E3040 sulphate, a novel thromboxane synthase inhibitor, blocks the Cl⁻ secretion induced by platelet-activating factor in isolated rat colon

1. E3040 (6-hydroxy-5, 7-dimethyl-2-methylamino-4-(3-pyridylmethyl)benzothiazole), is a novel dual inhibitor of 5-lipoxygenase (5-LOX) and thromboxane synthase (Tx synthase).
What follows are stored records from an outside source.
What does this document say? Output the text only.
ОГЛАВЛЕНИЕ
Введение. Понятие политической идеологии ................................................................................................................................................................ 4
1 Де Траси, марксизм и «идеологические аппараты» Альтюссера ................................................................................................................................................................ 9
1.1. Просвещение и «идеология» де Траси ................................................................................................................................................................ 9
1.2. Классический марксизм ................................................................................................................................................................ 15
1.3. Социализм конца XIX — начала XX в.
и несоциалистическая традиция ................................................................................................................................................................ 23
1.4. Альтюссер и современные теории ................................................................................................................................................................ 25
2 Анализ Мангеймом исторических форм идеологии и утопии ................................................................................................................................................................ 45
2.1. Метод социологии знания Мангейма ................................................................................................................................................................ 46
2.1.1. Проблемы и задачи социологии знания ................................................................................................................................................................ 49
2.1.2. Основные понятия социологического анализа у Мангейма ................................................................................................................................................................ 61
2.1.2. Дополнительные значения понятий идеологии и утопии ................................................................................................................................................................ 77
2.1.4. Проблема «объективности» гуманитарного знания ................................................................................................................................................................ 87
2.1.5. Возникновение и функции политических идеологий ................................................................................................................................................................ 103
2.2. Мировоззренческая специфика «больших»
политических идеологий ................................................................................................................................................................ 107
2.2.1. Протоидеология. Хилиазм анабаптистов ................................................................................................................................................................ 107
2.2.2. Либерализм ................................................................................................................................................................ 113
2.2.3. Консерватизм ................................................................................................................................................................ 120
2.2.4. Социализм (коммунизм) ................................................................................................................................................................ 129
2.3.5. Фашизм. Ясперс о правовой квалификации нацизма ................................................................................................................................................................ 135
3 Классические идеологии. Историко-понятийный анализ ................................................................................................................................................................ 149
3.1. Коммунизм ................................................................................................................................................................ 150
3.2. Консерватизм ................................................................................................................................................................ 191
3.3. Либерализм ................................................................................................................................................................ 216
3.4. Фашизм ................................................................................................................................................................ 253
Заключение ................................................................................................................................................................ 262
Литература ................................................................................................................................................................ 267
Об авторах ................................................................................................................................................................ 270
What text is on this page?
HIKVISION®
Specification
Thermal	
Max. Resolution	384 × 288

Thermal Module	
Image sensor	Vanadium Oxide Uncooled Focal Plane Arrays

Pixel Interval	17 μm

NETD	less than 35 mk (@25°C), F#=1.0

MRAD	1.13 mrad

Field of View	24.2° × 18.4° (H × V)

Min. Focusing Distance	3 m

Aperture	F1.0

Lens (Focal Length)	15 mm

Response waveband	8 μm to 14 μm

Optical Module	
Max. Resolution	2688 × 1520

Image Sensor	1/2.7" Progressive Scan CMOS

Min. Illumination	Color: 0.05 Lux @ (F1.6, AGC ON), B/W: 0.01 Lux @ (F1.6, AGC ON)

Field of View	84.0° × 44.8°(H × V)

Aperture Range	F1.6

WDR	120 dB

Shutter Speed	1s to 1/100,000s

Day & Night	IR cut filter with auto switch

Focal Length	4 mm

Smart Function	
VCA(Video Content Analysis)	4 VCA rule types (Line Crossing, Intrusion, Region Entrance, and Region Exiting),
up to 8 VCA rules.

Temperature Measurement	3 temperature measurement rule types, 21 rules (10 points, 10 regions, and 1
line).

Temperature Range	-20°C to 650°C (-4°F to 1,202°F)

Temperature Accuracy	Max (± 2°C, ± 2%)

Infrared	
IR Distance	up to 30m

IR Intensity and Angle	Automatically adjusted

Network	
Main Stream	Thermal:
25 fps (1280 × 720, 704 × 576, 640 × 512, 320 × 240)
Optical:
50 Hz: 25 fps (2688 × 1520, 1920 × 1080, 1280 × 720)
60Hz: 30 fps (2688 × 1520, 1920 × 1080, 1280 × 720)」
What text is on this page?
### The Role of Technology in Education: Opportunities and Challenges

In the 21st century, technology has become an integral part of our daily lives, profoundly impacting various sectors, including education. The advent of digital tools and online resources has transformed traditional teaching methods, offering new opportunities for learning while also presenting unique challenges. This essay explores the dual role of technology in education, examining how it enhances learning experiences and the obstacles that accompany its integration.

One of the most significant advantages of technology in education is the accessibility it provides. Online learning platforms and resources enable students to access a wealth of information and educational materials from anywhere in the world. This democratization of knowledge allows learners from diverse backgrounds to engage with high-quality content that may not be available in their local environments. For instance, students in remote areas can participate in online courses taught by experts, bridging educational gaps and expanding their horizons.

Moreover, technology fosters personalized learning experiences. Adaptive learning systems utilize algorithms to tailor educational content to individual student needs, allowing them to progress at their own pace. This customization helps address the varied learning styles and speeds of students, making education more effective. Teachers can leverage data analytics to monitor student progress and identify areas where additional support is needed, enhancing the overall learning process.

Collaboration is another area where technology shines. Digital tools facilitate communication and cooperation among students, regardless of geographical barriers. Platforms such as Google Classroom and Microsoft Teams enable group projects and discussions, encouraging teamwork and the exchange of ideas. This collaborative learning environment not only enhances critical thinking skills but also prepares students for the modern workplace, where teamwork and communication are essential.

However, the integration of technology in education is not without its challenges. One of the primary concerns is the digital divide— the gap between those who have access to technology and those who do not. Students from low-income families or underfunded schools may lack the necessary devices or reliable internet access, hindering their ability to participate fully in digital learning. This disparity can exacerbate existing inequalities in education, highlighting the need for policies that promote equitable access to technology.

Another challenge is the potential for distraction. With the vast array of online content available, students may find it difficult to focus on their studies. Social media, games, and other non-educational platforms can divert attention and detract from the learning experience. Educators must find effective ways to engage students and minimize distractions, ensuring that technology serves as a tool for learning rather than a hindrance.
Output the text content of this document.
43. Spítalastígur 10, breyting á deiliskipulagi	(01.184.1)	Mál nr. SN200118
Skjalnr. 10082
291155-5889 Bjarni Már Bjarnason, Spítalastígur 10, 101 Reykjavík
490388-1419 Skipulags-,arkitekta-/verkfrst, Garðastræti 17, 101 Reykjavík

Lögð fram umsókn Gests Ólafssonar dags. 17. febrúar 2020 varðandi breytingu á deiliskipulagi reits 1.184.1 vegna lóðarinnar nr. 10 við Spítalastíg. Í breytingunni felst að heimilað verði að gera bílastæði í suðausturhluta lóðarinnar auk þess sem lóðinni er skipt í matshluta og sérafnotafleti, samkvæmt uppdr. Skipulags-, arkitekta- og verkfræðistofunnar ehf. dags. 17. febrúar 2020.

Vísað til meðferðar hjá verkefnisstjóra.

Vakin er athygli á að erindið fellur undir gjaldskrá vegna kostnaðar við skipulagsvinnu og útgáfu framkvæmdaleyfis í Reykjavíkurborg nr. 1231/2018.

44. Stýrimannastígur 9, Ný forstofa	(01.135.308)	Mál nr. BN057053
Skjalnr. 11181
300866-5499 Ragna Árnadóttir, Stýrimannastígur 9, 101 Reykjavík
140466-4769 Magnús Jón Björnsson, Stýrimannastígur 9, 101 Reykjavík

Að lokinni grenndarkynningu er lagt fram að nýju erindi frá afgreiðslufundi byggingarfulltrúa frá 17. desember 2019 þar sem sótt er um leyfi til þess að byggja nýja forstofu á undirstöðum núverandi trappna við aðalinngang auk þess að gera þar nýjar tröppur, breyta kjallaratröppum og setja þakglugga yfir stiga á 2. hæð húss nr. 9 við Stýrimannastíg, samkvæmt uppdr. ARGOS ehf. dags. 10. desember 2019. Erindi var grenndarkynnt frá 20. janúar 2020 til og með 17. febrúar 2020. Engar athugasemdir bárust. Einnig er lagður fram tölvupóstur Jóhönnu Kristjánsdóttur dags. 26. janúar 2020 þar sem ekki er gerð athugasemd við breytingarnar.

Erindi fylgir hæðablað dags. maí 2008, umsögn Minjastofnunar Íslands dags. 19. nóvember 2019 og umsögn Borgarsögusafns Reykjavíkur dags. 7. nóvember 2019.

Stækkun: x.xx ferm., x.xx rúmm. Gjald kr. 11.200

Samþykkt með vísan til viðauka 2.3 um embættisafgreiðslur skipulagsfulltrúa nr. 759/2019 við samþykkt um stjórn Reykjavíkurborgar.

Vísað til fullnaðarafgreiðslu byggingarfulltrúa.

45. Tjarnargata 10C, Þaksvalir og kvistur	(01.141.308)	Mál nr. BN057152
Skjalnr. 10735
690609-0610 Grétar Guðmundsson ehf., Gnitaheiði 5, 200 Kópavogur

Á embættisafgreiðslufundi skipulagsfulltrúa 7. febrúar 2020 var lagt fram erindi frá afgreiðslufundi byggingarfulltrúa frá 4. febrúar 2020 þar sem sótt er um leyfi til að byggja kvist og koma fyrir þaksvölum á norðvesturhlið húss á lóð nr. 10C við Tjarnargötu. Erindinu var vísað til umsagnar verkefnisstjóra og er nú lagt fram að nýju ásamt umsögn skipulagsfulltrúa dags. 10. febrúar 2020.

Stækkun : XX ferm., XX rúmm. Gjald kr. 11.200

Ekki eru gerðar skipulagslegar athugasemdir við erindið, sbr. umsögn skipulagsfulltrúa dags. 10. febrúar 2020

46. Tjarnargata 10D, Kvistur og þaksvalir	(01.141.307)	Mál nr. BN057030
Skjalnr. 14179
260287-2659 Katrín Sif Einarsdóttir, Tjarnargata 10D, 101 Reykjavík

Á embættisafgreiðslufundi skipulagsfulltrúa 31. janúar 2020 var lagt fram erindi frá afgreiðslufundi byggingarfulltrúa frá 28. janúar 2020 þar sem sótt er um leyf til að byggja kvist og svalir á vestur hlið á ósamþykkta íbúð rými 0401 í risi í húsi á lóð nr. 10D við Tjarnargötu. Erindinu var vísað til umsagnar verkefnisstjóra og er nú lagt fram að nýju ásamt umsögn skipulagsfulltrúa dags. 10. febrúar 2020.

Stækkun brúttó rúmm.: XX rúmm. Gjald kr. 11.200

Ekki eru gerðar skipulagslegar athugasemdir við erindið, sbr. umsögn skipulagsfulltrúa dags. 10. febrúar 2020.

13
Here, we examined the effects of E3040 sulphate, a sulphate conjugate of E3040, on these enzyme activities in cell-free systems and on the thromboxane A₂ (TxA₂)-mediated Cl⁻ secretion induced by platelet-activating factor (PAF) in isolated rat colons. 2. E3040 sulphate inhibited Tx synthase activity in a concentration-dependent manner (IC₅₀=0.013 μM), whereas it induced little effects on 5-LOX and cyclo-oxygenase activities (IC₅₀> 100 μM) with the cell-free enzyme assay. 3. With isolated rat colonic mucosa, E3040 sulphate in a concentration-dependent manner (IC₅₀=1.8 μM) inhibited the Cl⁻ secretion induced by 10 μM PAF. On the other hand, E3040 sulphate (30 μm) induced no effect on the prostaglandin E₂ (0.5 μM)- and leukotriene D₄ (1 μM)-induced Cl⁻ secretion in the colon. 4. PAF (10 μM) increased a release of TxB₂, a stable metabolite of TxA₂, from the colonic mucosa. This increase was significantly inhibited by subsequent addition of E3040 sulphate (30 μM). 5. Probenecid (100 μM), an inhibitor of organic anion transporter, abolished the inhibitory effect of E3040 sulphate on the PAF-induced Cl⁻ secretion. Another inhibitor, sulphobromophthalein (30 μM) partially but significantly attenuated the effect of E3040 sulphate, p-Aminohippuric acid (1 mM) had no effect. 6. These findings suggest that E3040 sulphate is a novel Tx synthase inhibitor, and that E3040 sulphate taken up into the colonic cells by organic anion transporters inhibits the PAF-induced Cl⁻ secretion by blocking a release of TxA₂.